Monday, January 14, 2013

Psst...Pass it On: What We Like Right Now

by Whitney Phaneuf
Mon, Jan 14, 2013 at 8:48 AM

Likes! Links! Here's what our writers are enjoying at the moment:

Food

It’s almost Restaurant Week, aka the Most Wonderful Time of the Year for those of us whose appetites outmatch our salaries. In addition to stuffing my gullet with all kinds of bargain-priced deliciousness, I’m excited for the Food & Beverage History Panel Discussion, which goes down January 18 at 3 p.m. at City Hall and will feature various local luminaries discussing the past and future of Oakland’s food and beverage industry. You need to RSVP, so get on it. — Ellen Cushing

Movies

Skip the movie The Canyons and read the behind the scenes drama instead. The New York Times reveals every fascinating detail in Here Is What Happens When You Cast Lindsay Lohan In Your Movie. Warning: It's a long read, but gems like "Lindsay was out with Lady Gaga till 5:30 a.m. Her call was 6 a.m." don't come until page nine. — Whitney Phaneuf

Games

Gamers, I know I'm late to the party, but is there a computer game more addictive than Crusader Kings 2, wherein you guide a feudal lord (and his heirs) through 400 years of medieval European history — right smack in the middle of the Crusades? Yes, there are armies to build and cities to invade, but the heart of the game is in person-to-person politics: who to marry each of your five daughters off to, and whether to kill off that trusted advisor you suspect is scheming behind your back. Sadly, this is what keeps me up late at night. — Luke Tsai

Watch the British TV show Spy on Hulu.
  • Hat Trick Productions
  • Watch the British TV show 'Spy' on Hulu.

TV

A little late, but also just in time to ignore the (probably disastrous) American remake, I found and fell in love with Spy, a British comedy about a bum of a dad, Tim, who, while trying to turn his life around in time for a custody battle with his ex-wife, accidentally gets offered a job as a MI5 spy. This show has wicked humor that's mostly by way of Tim's frightfully bitchy young son, Marcus, and Tim's attempts to win him back over and gain his respect. Hulu has two short seasons queued up and ready for your weekend marathon. — Alison Peters

Books

Hey, people with kids: I loved reading through this recent post about ten great children's books destined to become classics on the TED blog. I've already ordered a copy of Hip and Hop, Don't Stop! — the tale of the friendship between Hip, a turtle who raps really slowly, and Hop, a rabbit who raps super-fast — and am beyond psyched to read it to all the lil' ones in my life. — L.T.

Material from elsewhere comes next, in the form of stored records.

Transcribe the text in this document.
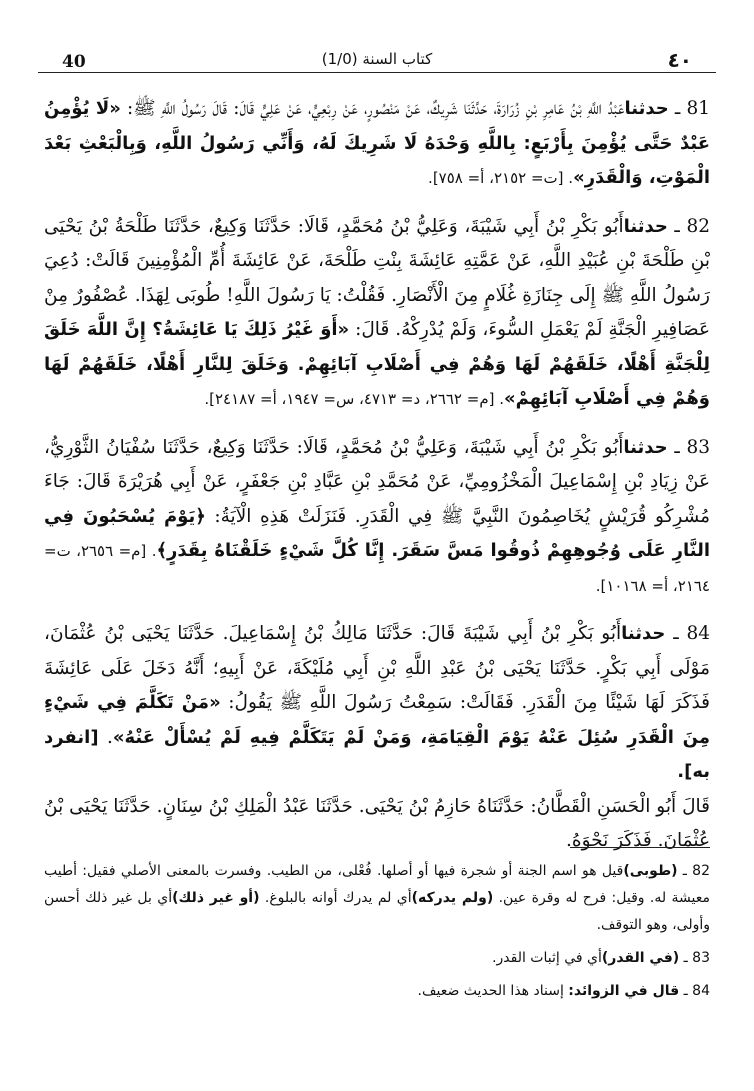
40	(1/0) كتاب السنة	٤٠

81 ـ حدثناعَبْدُ اللَّهِ بْنُ عَامِرِ بْنِ زُرَارَةَ، حَدَّثَنَا شَرِيكٌ، عَنْ مَنْصُورٍ، عَنْ رِبْعِيٍّ، عَنْ عَلِيٍّ قَالَ: قَالَ رَسُولُ اللَّهِ ﷺ: «لَا يُؤْمِنُ عَبْدٌ حَتَّى يُؤْمِنَ بِأَرْبَعٍ: بِاللَّهِ وَحْدَهُ لَا شَرِيكَ لَهُ، وَأَنِّي رَسُولُ اللَّهِ، وَبِالْبَعْثِ بَعْدَ الْمَوْتِ، وَالْقَدَرِ». [ت= ٢١٥٢، أ= ٧٥٨].

82 ـ حدثناأَبُو بَكْرِ بْنُ أَبِي شَيْبَةَ، وَعَلِيُّ بْنُ مُحَمَّدٍ، قَالَا: حَدَّثَنَا وَكِيعٌ، حَدَّثَنَا طَلْحَةُ بْنُ يَحْيَى بْنِ طَلْحَةَ بْنِ عُبَيْدِ اللَّهِ، عَنْ عَمَّتِهِ عَائِشَةَ بِنْتِ طَلْحَةَ، عَنْ عَائِشَةَ أُمِّ الْمُؤْمِنِينَ قَالَتْ: دُعِيَ رَسُولُ اللَّهِ ﷺ إِلَى جِنَازَةِ غُلَامٍ مِنَ الْأَنْصَارِ. فَقُلْتُ: يَا رَسُولَ اللَّهِ! طُوبَى لِهَذَا. عُصْفُورٌ مِنْ عَصَافِيرِ الْجَنَّةِ لَمْ يَعْمَلِ السُّوءَ، وَلَمْ يُدْرِكْهُ. قَالَ: «أَوَ غَيْرُ ذَلِكَ يَا عَائِشَةُ؟ إِنَّ اللَّهَ خَلَقَ لِلْجَنَّةِ أَهْلًا، خَلَقَهُمْ لَهَا وَهُمْ فِي أَصْلَابِ آبَائِهِمْ. وَخَلَقَ لِلنَّارِ أَهْلًا، خَلَقَهُمْ لَهَا وَهُمْ فِي أَصْلَابِ آبَائِهِمْ». [م= ٢٦٦٢، د= ٤٧١٣، س= ١٩٤٧، أ= ٢٤١٨٧].

83 ـ حدثناأَبُو بَكْرِ بْنُ أَبِي شَيْبَةَ، وَعَلِيُّ بْنُ مُحَمَّدٍ، قَالَا: حَدَّثَنَا وَكِيعٌ، حَدَّثَنَا سُفْيَانُ الثَّوْرِيُّ، عَنْ زِيَادِ بْنِ إِسْمَاعِيلَ الْمَخْزُومِيِّ، عَنْ مُحَمَّدِ بْنِ عَبَّادِ بْنِ جَعْفَرٍ، عَنْ أَبِي هُرَيْرَةَ قَالَ: جَاءَ مُشْرِكُو قُرَيْشٍ يُخَاصِمُونَ النَّبِيَّ ﷺ فِي الْقَدَرِ. فَنَزَلَتْ هَذِهِ الْآيَةُ: ﴿يَوْمَ يُسْحَبُونَ فِي النَّارِ عَلَى وُجُوهِهِمْ ذُوقُوا مَسَّ سَقَرَ. إِنَّا كُلَّ شَيْءٍ خَلَقْنَاهُ بِقَدَرٍ﴾. [م= ٢٦٥٦، ت= ٢١٦٤، أ= ١٠١٦٨].

84 ـ حدثناأَبُو بَكْرِ بْنُ أَبِي شَيْبَةَ قَالَ: حَدَّثَنَا مَالِكُ بْنُ إِسْمَاعِيلَ. حَدَّثَنَا يَحْيَى بْنُ عُثْمَانَ، مَوْلَى أَبِي بَكْرٍ. حَدَّثَنَا يَحْيَى بْنُ عَبْدِ اللَّهِ بْنِ أَبِي مُلَيْكَةَ، عَنْ أَبِيهِ؛ أَنَّهُ دَخَلَ عَلَى عَائِشَةَ فَذَكَرَ لَهَا شَيْئًا مِنَ الْقَدَرِ. فَقَالَتْ: سَمِعْتُ رَسُولَ اللَّهِ ﷺ يَقُولُ: «مَنْ تَكَلَّمَ فِي شَيْءٍ مِنَ الْقَدَرِ سُئِلَ عَنْهُ يَوْمَ الْقِيَامَةِ، وَمَنْ لَمْ يَتَكَلَّمْ فِيهِ لَمْ يُسْأَلْ عَنْهُ». [انفرد به].

قَالَ أَبُو الْحَسَنِ الْقَطَّانُ: حَدَّثَنَاهُ حَازِمُ بْنُ يَحْيَى. حَدَّثَنَا عَبْدُ الْمَلِكِ بْنُ سِنَانٍ. حَدَّثَنَا يَحْيَى بْنُ عُثْمَانَ. فَذَكَرَ نَحْوَهُ.

82 ـ (طوبى)قيل هو اسم الجنة أو شجرة فيها أو أصلها. فُعْلى، من الطيب. وفسرت بالمعنى الأصلي فقيل: أطيب معيشة له. وقيل: فرح له وقرة عين. (ولم يدركه)أي لم يدرك أوانه بالبلوغ. (أو غير ذلك)أي بل غير ذلك أحسن وأولى، وهو التوقف.

83 ـ (في القدر)أي في إثبات القدر.

84 ـ قال في الزوائد: إسناد هذا الحديث ضعيف.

Hip and Hop, Don’t Stop!, a childrens book destined to become classic.
  • Hip and Hop, Don’t Stop!
  • 'Hip and Hop, Don’t Stop!,' a children's book destined to become classic.

Apropos of absolutely nothing, for some reason I reread The White Album over the weekend and it is exactly as good as it was when I was a wide-eyed college freshman. — E.C.

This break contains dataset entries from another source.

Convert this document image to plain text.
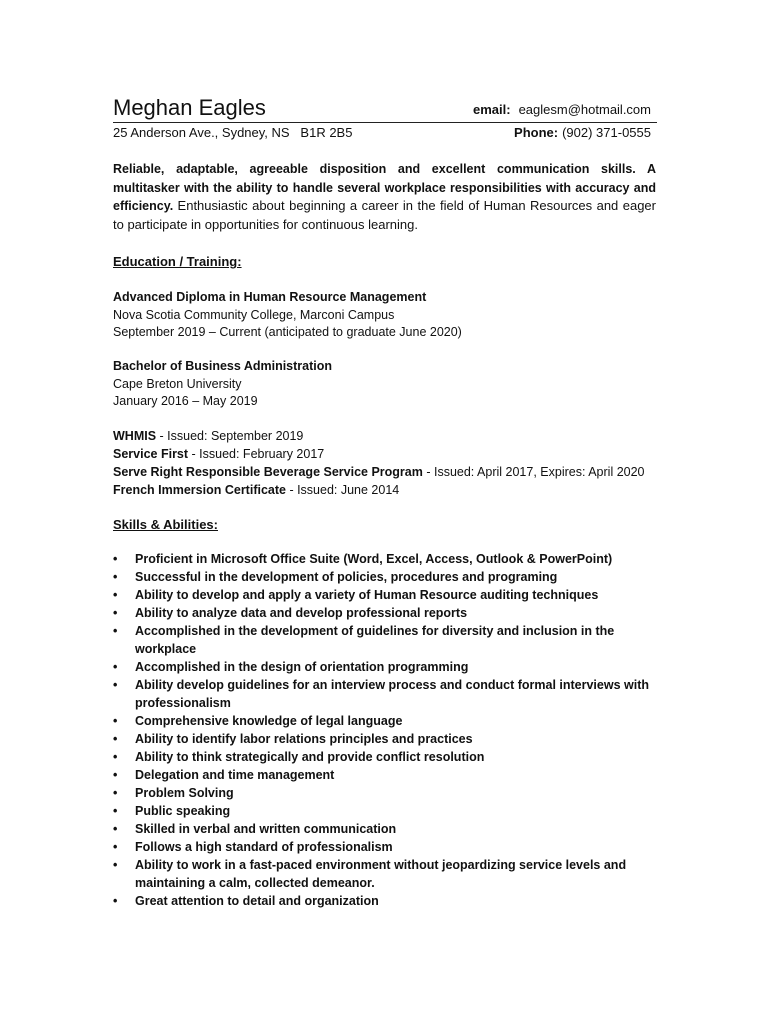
Meghan Eagles	email: eaglesm@hotmail.com
25 Anderson Ave., Sydney, NS   B1R 2B5	Phone: (902) 371-0555
Reliable, adaptable, agreeable disposition and excellent communication skills. A multitasker with the ability to handle several workplace responsibilities with accuracy and efficiency. Enthusiastic about beginning a career in the field of Human Resources and eager to participate in opportunities for continuous learning.
Education / Training:
Advanced Diploma in Human Resource Management
Nova Scotia Community College, Marconi Campus
September 2019 – Current (anticipated to graduate June 2020)
Bachelor of Business Administration
Cape Breton University
January 2016 – May 2019
WHMIS - Issued: September 2019
Service First - Issued: February 2017
Serve Right Responsible Beverage Service Program - Issued: April 2017, Expires: April 2020
French Immersion Certificate - Issued: June 2014
Skills & Abilities:
• Proficient in Microsoft Office Suite (Word, Excel, Access, Outlook & PowerPoint)
• Successful in the development of policies, procedures and programing
• Ability to develop and apply a variety of Human Resource auditing techniques
• Ability to analyze data and develop professional reports
• Accomplished in the development of guidelines for diversity and inclusion in the workplace
• Accomplished in the design of orientation programming
• Ability develop guidelines for an interview process and conduct formal interviews with professionalism
• Comprehensive knowledge of legal language
• Ability to identify labor relations principles and practices
• Ability to think strategically and provide conflict resolution
• Delegation and time management
• Problem Solving
• Public speaking
• Skilled in verbal and written communication
• Follows a high standard of professionalism
• Ability to work in a fast-paced environment without jeopardizing service levels and maintaining a calm, collected demeanor.
• Great attention to detail and organization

I'm not a parent, but that doesn't stop me from enjoying a little bit of baby-themed humor every now and then. Michael Fertik is a Palo Alto techie and dad who fell so hard for his baby boy that he had to write about it — in a very grown-up, illustrated chapter book. Little Trouble in Tall Tree imagines the inner lives of the babies of the Poopypants Gang as they plot a massive heist to secure all the area's fresh breast milk. Okay, it sounds a little gross when you put it that plainly, but the descriptions and pictures are hilarious, and you can read the whole thing in about a half-hour, laughing all the way. And you can also tell your friends you're into the new genre — baby noir. Read more about Fertik via his article in the Palo Alto Patch, and you can get the book, or an adorable onsie, on his website. — A.P.

Music

Whitney’s basically already said it all, but you will definitely see me on the dance floor at the New Parish for Shabazz Palaces on Tuesday. — E.C.

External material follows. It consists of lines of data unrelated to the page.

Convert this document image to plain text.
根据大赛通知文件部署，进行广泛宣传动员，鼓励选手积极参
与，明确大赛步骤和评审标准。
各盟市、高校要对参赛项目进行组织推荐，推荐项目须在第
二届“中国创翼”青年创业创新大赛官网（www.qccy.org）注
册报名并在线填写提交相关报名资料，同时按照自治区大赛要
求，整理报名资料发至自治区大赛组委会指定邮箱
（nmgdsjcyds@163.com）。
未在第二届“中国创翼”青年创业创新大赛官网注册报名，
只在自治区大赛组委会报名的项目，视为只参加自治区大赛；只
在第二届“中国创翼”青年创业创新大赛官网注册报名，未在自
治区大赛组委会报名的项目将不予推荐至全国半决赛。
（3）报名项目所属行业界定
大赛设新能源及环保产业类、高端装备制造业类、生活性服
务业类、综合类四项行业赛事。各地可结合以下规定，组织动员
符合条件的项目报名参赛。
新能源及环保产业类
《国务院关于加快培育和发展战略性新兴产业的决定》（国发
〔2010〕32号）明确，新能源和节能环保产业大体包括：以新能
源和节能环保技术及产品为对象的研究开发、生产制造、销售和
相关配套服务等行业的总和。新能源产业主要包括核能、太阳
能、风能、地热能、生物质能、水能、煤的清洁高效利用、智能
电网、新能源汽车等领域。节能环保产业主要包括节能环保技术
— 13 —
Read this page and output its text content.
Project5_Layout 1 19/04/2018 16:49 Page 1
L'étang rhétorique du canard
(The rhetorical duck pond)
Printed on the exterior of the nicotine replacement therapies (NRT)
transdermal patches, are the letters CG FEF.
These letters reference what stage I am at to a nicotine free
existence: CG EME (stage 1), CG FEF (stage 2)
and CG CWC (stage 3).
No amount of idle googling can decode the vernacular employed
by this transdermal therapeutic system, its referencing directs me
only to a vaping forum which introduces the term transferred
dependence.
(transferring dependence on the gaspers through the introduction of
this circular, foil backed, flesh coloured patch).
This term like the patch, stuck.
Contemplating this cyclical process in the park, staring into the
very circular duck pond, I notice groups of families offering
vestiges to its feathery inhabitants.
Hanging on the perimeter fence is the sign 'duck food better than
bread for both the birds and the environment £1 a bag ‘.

Music nerds, whether they're a fan of this band of not, will delight in Color Me Obsessed: A Film About The Replacements. It's two hours of fans — many of them famous in their own right — foaming at the mouth about what made The Replacements so special. The low-budget documentary couldn't get the rights to use the band's music or archival footage, but that ends up being part of its magic. After watching it, all I wanted to do was listen to this band. — W.P.